If you want to buy clothing from an online retailer, would you ask a friend to point you directly to the items you should buy or would you consult the website to see what options were available? Most of us would choose the latter in order to get the best combination of selection and price. We might rely on friends to point in the right direction, but not to make the selections for us.
The same dynamic applies to data, especially as the age of self-service analytics approaches. Gartner predicts that self-service platforms will comprise 80% of all enterprise reporting by 2020. Democratized analytics is a great trend, but giving users the power to choose and manage their own data is the equivalent of throwing them into the deep end of the pool. Data catalogs have never been more critical.
A data catalog is basically the same as a retail catalog. It displays an inventory of all the data that is available in the organization by maintaining the metadata that describes it. It shows people not only what data is available but where to find it and how to use it. It may also include crowd sourcing capabilities that enable users to apply their own meta tags and comments. IT organizations have used data catalogs for a long time, but exposing them to a non-technical user audience creates a new set of challenges.
Most users have only a small snapshot of what data an organization holds. Absent a catalog, they go hunting or ask friends for advice. Both approaches invite disaster.
Searching or relying on tribal knowledge for data yields, at best, an incomplete view of what’s available. When they don’t have the best data, users tend to settle for good enough. Worse is that their searches or friends could point them to data that is out of date, incorrect, or incomplete. When users copy and share that data, the quality problem multiplies. Organizations end up with multiple, conflicting versions of the same data instead of a single canonical view.
Foraging for data also wastes time. Dave Wells, an analyst at Eckerson Group, tells of one healthcare CEO who said he never gets analyses of his operations because his analysts spend 80% of their time finding data and 15% whipping it into shape. That leaves precious little to do the job they’re paid to do.

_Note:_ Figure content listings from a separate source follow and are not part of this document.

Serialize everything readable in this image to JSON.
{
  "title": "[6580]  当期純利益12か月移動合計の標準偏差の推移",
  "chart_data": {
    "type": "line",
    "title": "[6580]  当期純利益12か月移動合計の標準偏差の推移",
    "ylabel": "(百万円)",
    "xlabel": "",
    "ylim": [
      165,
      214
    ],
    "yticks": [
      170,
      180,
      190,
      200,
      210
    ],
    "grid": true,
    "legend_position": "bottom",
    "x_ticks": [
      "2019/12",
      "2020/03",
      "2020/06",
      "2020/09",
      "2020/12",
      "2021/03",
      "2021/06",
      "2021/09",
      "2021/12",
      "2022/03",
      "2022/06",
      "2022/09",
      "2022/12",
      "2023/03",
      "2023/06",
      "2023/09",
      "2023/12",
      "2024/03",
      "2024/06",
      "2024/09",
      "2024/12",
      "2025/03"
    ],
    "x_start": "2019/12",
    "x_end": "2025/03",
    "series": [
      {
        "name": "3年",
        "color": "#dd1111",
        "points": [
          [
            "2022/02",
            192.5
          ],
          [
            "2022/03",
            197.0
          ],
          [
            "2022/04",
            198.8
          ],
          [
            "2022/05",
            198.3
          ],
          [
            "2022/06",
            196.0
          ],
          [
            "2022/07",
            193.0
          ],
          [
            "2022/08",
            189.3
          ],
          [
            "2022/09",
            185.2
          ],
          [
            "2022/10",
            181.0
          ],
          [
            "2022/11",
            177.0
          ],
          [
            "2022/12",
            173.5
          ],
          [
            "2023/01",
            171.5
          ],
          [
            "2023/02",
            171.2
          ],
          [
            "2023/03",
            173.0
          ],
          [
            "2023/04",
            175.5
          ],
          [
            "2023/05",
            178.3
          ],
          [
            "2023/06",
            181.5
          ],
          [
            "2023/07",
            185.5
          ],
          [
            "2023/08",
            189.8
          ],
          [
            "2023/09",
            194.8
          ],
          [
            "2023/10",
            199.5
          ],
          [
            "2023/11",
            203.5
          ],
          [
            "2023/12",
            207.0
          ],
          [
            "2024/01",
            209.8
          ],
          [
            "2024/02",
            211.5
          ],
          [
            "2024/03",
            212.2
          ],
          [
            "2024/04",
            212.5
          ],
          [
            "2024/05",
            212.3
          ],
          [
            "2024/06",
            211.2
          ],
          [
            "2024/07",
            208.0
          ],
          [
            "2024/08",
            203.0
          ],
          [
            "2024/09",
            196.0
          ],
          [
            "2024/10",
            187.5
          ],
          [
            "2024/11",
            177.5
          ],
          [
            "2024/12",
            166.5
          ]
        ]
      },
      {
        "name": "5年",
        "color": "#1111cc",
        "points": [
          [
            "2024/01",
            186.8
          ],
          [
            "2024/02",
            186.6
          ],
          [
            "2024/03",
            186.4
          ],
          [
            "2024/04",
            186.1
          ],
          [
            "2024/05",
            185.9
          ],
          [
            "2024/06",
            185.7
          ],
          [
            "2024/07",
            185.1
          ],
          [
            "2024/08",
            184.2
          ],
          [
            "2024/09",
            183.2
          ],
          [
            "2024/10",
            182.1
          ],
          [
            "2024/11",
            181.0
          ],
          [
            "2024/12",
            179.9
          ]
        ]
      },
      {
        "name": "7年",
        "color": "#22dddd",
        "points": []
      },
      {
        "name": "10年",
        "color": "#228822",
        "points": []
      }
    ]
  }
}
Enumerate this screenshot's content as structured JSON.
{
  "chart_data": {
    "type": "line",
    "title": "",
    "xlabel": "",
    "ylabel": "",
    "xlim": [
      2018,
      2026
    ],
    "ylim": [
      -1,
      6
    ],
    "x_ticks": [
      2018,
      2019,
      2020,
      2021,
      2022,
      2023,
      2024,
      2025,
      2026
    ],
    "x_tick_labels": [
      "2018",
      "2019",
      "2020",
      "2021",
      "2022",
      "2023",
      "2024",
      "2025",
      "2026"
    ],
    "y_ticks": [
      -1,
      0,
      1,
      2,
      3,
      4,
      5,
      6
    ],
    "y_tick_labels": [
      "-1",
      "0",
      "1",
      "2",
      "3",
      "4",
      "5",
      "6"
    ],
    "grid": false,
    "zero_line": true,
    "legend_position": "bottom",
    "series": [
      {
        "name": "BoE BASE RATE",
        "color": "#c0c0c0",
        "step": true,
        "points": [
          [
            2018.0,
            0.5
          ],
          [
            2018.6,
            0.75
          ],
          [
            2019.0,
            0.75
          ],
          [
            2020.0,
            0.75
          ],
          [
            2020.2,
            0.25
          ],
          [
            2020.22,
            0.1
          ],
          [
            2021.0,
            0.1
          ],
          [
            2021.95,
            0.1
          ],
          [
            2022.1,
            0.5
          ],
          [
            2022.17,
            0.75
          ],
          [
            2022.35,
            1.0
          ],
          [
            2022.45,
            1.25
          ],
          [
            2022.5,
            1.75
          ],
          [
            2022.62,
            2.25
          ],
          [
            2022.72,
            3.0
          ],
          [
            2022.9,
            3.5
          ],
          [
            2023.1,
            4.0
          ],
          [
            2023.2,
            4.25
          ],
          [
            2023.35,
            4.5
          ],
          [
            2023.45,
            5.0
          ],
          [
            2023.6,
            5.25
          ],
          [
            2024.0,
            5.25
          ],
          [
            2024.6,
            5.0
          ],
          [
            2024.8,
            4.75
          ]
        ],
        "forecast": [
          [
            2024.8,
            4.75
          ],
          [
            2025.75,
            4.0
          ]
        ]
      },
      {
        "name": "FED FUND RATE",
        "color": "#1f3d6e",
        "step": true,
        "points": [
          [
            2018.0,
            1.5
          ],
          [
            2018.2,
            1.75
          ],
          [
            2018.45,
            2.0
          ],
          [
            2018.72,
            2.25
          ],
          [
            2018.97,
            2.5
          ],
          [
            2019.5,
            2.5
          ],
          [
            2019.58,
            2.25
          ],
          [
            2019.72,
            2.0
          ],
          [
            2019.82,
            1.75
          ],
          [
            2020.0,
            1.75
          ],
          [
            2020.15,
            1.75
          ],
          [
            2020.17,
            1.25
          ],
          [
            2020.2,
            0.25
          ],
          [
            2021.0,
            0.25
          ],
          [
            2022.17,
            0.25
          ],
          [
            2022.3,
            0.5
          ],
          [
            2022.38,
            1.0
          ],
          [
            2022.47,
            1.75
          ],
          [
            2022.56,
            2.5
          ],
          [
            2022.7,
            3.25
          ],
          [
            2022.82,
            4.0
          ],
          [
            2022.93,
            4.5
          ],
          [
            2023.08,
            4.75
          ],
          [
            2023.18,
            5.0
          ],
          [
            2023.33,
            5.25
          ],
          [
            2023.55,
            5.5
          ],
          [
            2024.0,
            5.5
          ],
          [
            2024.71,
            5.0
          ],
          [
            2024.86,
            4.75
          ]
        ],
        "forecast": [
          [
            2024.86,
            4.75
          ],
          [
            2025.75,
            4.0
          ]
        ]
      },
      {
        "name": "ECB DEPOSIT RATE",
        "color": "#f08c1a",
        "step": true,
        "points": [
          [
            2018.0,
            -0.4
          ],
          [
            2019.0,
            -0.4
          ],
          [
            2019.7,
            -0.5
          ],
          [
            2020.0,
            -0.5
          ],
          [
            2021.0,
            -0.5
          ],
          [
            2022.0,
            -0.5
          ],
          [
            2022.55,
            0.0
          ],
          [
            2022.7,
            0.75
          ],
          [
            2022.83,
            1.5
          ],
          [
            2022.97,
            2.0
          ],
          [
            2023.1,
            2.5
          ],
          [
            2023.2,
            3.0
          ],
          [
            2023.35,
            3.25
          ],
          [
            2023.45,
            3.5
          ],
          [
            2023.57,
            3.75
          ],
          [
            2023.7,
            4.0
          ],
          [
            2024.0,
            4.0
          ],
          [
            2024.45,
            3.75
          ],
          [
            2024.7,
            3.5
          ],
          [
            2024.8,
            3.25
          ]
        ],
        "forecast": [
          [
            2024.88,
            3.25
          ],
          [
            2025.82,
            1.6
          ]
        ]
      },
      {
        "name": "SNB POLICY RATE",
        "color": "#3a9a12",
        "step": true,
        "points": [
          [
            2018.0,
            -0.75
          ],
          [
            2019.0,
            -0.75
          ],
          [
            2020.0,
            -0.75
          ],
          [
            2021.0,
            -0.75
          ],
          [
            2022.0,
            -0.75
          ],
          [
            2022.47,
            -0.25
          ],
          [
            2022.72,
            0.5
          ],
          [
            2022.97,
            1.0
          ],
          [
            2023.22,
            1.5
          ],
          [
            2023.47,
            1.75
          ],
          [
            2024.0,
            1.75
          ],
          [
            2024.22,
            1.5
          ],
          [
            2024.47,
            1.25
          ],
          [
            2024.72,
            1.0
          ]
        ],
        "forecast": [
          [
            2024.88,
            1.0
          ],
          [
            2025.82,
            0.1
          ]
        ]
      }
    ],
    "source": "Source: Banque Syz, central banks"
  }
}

A data catalog with the ability to automatically discover your organization’s data and tag it with meaningful and consistent labels that business can understand can reverse those ratios. It eliminates the risk of duplication and synchronization errors. More importantly, it puts the data that users really need into their hands.
The need for data catalogs is becoming more pressing as the number of data sources grows. In addition to the standard customer and product data that companies create and own, many organizations are now acquiring information from third-party sources like data brokers and public records. These external sources can shed valuable light on factors that influence the business, but they also introduce new demands. For example, imported data may not match the format or meta tags that the organization uses. This only increases the need to be able to automatically re-tag the data with consistent labels. As the volume of data increases, managing it manually can become a major drain on resources. Finally, if users don’t know the data is even there, they can’t take advantage of it.
The answer is a flexible and scalable data catalog based on machine learning that can automatically tag and label your data. Today’s artificial intelligence technology can automatically tag your data and learn from feedback provided by human operators and quickly adapt to the classification, formatting, and tagging rules of the organization. This enables companies to scale their data resources smoothly and make it easily available to everyone who needs it. Without a data catalog, a self-service BI initiative won’t get out of the starting blocks.